McPherson A. Int. J. Psychiatr. Nurs. Res. 2005; 10(2): 1129-1142.

Affiliation

Dykebar Hospital, Paisley, United Kingdom.

Copyright

(Copyright © 2005, Drogo Research)

DOI

unavailable

PMID

15715322

Abstract

Tools are frequently used in psychiatry in an attempt to assess the patient's mental state and this in turn should partly determine his management. A given example is suicide evaluation, where tools are regularly used but seldom questioned as to their effectiveness or appropriateness. At the outset, this paper highlights the relative paucity of research into suicide assessment scales and rationales are offered explaining this. Furthermore, attention is drawn to the concept that relatively low base rates of suicide can provide false and misleading data. Additionally, analyses are made of a number of suicide assessment scales and this is achieved through a comprehensive literature review on the subject area. The five pieces of research examined come from different parts of the world, however they all share a commonality in that they are Western in culture. Nevertheless, no obvious leader arises from the combined results, with all the scales offering different conclusions as to the most effective scale for evaluating those at risk of suicide.
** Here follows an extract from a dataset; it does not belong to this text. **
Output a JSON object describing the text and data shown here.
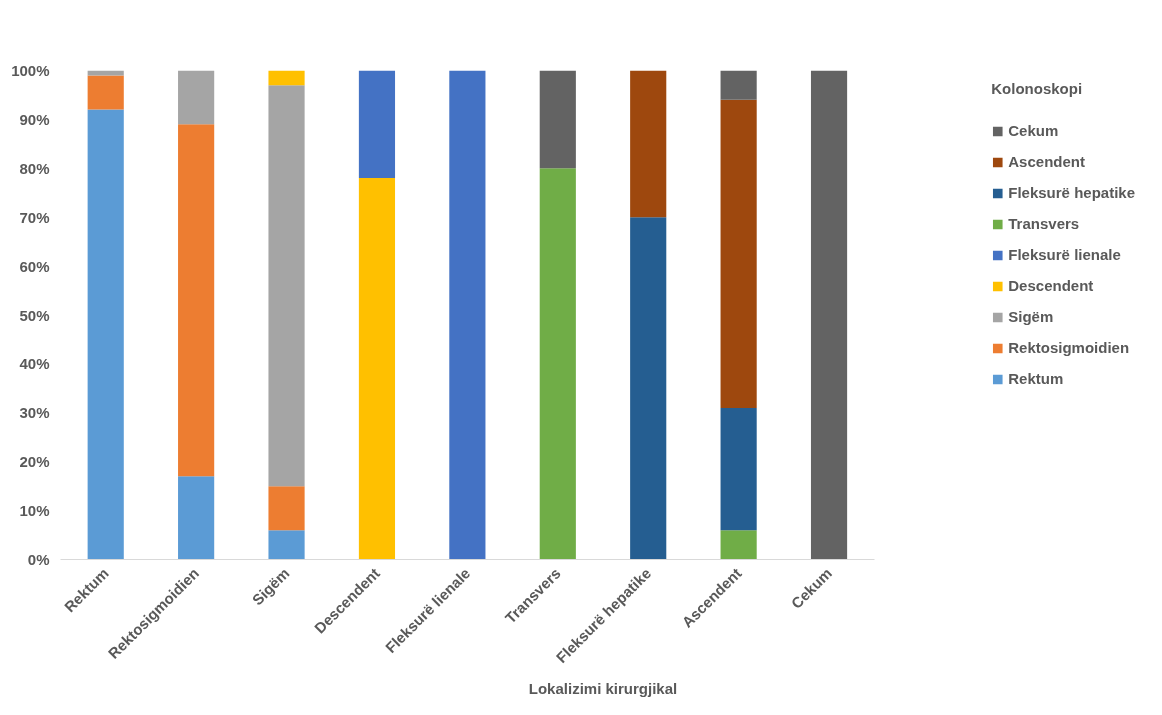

These contradictions may be due to the fact that the research design and methodology used in the studies has been ill thought out and omissions such as the use of qualitative data is discernible in studies that deal with human behaviour. The suggested recommendations provided include further research in this area and that it should include the use of qualitative methods. A further recommendation is that suicide assessment should encompass both the physical environment as well as the patient's mental health and this would help ensure a more encompassing and in-depth assessment of the patient. Nevertheless, assessment scales, no matter how thorough they appear, should not be seen as a panacea for determining the overall management of a patient.